/ 25 January 2019

A masterclass in trolling

Elvis Chipezeze
Elvis Chipezeze (seated) was penalised by referee Abongile Tom when he failed to release the ball. (Lefty Shivambu/Gallo Images)

FROM THE STANDS

Rarely will you see frustration boil so viciously as it did at Orlando Stadium in Soweto on Tuesday night. The cause? A buffet of play-acting, time-wasting and scuppered opportunities.

The match between Pirates and Baroka was highly anticipated as an opportunity for the hosts to go level at the top of the table with Bidvest Wits. Three points would also bring revenge for the upset in the Telkom Knockout final back in December.
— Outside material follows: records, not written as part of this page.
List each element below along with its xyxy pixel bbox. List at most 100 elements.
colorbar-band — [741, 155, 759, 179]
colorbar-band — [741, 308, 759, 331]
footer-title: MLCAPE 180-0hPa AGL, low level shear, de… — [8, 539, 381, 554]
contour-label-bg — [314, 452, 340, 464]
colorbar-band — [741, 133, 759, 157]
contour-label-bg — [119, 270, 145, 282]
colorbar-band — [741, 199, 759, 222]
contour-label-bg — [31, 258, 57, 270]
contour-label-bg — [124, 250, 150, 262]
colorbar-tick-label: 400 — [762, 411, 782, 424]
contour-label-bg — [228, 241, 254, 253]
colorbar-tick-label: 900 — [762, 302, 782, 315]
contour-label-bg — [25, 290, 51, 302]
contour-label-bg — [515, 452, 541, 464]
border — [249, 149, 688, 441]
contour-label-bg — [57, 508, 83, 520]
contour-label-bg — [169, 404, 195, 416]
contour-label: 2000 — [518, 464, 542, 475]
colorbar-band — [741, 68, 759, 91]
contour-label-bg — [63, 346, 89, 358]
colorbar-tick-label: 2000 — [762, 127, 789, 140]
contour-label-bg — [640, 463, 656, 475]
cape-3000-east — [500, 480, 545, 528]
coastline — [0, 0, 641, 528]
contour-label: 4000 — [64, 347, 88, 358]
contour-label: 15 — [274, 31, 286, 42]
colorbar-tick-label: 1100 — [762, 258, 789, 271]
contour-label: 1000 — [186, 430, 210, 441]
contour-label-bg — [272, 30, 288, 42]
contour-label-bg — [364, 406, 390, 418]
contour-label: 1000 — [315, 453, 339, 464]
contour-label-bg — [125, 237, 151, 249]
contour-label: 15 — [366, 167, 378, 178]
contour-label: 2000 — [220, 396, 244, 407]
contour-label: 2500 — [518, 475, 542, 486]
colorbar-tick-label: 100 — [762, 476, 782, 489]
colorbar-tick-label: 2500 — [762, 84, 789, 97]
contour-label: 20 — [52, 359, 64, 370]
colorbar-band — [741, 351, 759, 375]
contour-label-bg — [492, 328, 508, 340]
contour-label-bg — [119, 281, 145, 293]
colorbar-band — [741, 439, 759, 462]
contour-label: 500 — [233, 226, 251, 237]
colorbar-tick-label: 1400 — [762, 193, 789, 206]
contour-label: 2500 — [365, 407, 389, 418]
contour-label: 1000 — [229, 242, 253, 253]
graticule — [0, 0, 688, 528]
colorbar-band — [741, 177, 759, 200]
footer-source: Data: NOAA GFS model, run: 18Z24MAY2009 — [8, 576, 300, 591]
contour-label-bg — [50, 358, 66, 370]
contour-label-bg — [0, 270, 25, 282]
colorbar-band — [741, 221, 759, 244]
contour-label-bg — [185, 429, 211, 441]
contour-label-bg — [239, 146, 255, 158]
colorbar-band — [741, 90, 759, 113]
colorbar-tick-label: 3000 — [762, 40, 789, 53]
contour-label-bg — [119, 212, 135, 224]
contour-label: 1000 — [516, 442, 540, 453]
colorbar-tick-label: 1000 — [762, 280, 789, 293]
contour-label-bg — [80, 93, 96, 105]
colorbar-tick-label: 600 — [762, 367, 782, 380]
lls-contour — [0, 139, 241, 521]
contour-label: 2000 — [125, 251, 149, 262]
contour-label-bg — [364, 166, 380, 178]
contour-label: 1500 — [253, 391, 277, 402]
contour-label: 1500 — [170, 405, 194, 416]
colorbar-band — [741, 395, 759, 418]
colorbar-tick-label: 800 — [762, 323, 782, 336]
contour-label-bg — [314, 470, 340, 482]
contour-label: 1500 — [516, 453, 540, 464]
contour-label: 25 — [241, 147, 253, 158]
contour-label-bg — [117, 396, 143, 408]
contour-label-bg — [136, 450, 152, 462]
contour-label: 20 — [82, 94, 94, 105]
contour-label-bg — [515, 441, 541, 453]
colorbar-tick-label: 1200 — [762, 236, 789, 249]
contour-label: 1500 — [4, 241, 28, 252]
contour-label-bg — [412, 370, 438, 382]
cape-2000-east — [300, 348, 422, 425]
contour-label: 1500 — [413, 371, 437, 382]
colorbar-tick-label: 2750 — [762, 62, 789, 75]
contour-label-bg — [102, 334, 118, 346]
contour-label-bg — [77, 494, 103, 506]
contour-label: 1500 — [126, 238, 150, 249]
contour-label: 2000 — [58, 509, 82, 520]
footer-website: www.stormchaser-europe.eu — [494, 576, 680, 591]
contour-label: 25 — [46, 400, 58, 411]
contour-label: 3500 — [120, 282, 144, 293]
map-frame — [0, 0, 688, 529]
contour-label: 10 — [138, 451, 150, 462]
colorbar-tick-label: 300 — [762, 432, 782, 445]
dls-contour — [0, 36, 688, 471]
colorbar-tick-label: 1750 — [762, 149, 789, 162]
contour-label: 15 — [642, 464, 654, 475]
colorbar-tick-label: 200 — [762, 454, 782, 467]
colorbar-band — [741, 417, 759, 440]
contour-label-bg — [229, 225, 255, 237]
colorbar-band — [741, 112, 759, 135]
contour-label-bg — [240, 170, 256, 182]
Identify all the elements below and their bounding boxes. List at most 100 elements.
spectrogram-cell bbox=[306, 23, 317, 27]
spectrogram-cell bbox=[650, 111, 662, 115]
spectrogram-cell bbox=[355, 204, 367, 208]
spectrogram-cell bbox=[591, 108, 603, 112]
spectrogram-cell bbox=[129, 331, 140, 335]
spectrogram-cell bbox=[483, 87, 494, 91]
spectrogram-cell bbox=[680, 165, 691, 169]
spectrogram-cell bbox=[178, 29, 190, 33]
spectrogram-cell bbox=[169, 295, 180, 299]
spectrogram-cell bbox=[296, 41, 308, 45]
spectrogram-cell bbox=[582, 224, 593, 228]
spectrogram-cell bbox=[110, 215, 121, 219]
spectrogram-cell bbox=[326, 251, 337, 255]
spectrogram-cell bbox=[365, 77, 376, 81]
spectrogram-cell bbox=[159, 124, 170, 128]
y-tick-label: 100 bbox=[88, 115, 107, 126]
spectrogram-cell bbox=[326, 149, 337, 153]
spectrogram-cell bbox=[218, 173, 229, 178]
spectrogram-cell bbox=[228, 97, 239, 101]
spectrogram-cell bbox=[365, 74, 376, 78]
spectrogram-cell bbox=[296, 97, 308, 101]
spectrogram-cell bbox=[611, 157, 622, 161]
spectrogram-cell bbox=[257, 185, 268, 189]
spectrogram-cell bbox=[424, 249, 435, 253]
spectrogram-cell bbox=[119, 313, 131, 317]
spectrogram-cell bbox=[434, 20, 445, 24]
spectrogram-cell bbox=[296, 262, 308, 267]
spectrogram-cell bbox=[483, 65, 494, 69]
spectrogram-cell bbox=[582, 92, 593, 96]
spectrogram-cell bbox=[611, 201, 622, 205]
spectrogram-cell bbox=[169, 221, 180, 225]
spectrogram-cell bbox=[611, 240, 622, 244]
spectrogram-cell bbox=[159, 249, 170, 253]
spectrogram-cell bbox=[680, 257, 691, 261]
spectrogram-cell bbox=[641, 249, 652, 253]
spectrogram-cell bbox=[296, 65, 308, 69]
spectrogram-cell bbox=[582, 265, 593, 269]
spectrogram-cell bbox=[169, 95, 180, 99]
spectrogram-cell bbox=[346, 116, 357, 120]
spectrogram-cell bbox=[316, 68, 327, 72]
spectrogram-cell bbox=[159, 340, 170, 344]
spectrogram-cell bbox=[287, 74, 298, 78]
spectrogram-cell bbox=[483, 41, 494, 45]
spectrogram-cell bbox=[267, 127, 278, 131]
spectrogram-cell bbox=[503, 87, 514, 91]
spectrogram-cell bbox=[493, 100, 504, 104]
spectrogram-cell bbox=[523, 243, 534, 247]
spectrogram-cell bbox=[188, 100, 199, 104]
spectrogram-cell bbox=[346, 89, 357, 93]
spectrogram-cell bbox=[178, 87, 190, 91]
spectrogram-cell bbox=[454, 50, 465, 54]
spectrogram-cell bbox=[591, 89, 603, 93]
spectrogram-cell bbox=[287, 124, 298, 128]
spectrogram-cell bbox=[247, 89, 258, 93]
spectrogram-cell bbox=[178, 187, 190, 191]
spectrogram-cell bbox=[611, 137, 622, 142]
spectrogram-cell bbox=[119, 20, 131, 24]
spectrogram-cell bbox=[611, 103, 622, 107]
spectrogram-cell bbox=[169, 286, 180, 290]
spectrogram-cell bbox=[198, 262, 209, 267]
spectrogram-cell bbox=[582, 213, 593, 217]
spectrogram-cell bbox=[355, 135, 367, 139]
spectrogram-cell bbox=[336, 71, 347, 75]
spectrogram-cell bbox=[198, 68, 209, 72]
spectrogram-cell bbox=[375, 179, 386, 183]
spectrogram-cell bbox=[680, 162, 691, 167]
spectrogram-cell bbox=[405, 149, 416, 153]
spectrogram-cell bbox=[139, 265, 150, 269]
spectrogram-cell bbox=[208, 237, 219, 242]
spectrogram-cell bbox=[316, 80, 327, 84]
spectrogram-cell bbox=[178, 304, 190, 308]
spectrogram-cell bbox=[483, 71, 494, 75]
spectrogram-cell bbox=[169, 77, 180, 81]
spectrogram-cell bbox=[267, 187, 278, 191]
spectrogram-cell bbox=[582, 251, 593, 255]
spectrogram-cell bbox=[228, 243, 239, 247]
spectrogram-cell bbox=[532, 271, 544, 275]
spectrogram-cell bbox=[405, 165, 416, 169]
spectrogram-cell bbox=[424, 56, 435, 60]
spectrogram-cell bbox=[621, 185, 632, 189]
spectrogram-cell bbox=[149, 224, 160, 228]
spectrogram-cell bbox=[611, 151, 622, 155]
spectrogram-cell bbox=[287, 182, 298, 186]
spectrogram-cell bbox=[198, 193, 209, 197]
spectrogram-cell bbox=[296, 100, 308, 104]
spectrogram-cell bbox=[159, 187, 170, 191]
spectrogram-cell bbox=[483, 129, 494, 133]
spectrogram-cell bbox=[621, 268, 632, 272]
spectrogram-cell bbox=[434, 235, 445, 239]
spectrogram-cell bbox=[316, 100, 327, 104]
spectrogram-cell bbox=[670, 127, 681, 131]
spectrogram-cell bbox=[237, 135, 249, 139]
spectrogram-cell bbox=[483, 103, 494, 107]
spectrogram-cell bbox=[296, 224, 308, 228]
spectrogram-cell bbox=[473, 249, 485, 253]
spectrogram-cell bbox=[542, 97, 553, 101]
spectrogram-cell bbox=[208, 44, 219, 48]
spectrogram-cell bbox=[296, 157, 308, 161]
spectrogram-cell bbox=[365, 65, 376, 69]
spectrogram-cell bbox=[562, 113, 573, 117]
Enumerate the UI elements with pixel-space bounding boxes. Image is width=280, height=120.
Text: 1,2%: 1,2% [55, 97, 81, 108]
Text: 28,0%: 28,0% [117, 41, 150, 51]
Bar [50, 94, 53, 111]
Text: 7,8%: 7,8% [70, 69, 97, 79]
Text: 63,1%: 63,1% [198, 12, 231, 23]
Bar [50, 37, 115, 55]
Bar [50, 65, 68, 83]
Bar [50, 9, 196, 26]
A giddy mood spread through the stands as those prospects started to feel real when the whistle signalling kick-off approached.

But after it was blown it became clear the visitors had no intention of being participants in a special night for the fans. What they offered instead was a masterclass in football trolling.

Matome Mabeba’s sublime left-footed free kick did its job of quieting the crowd in the 13th minute. Its surprise brilliance was a shot to the jaw and left the onlookers stunned and unaware of the appropriate response.

The vuvuzelas turned up again, but they soon took on an annoyed hiss when Wedson Nyirenda’s men did everything they could think of to smother momentum. The end of the first half even saw Elvis Chipezeze penalised for not releasing the ball within six seconds — a true rarity in modern football.

But all that was only a teaser for the second half.

Bakgaga grabbed the ball at every breakdown. They dropped at every touch. Howls after tame tackles repeatedly echoed around the ground.

Chipezeze would play his part again when he collected an innocuous cross and fell to the ground after being shot by an imaginary assassin on the stadium’s roof.

In all seriousness, this game may have broken the Premier Soccer League record for the number of times a stretcher was called on to the pitch in a 90-minute period. It’s the type of fact only veteran commentator Mark Gleeson would be able to confirm, but suffice to say that spectators’ understanding of what it is to milk an injury was thoroughly challenged in this game.

Now, there are two ways of looking at it. Either Baroka are dirty cheats, or they’re admirable strugglers willing to dedicate every second to fighting for the points. Whatever your perspective, they got their vital draw that lifts them out of the relegation zone.

Vincent Pule’s leap after 80 minutes to deny them all three of those points was greeted with the most satisfying of eruptions. The release of that pent-up frustration was easy to get swept away in, even for the neutral.

The bliss would be short-lived, because the final whistle brought the realisation that this was an opportunity squandered. It’s no death knell, but Milutin Sredojevic would no doubt have relished the psychological benefit of looking down at everyone from the peak.

He irritably patrolled his technical area as his Buccaneers routinely failed to breach the Baroka box. Every now and then he would sit down and tag in Rulani Mokwena, who took his turn to bark at the team’s blunt prodding of the defence. Soon both had had enough and sat firmly next to Fadlu Davids — all three staring into oblivion, not knowing what more they could offer.

Three acclaimed footballing minds — and yet their charges’ inability to play the simple ball cost them greatly. On countless occasions, space was keenly created in the box before it was thrown away with an extra touch or refusal to play the easy ball. At first the added shimmies wooed Orlando fans, but even the Ghost have a limit on how much showboating they can tolerate.

This was a night that called for a rudimentary, hard-fought grind.

It’s games like this that would-be champions need to win, an occasion that we can potentially look back on in March as the reason Sundowns won the league so comfortably.

And so, as a bird fluttered above the floodlights and dropped a moth while everyone headed for the exits, so too did Pirates fail to make a lesser team their prey.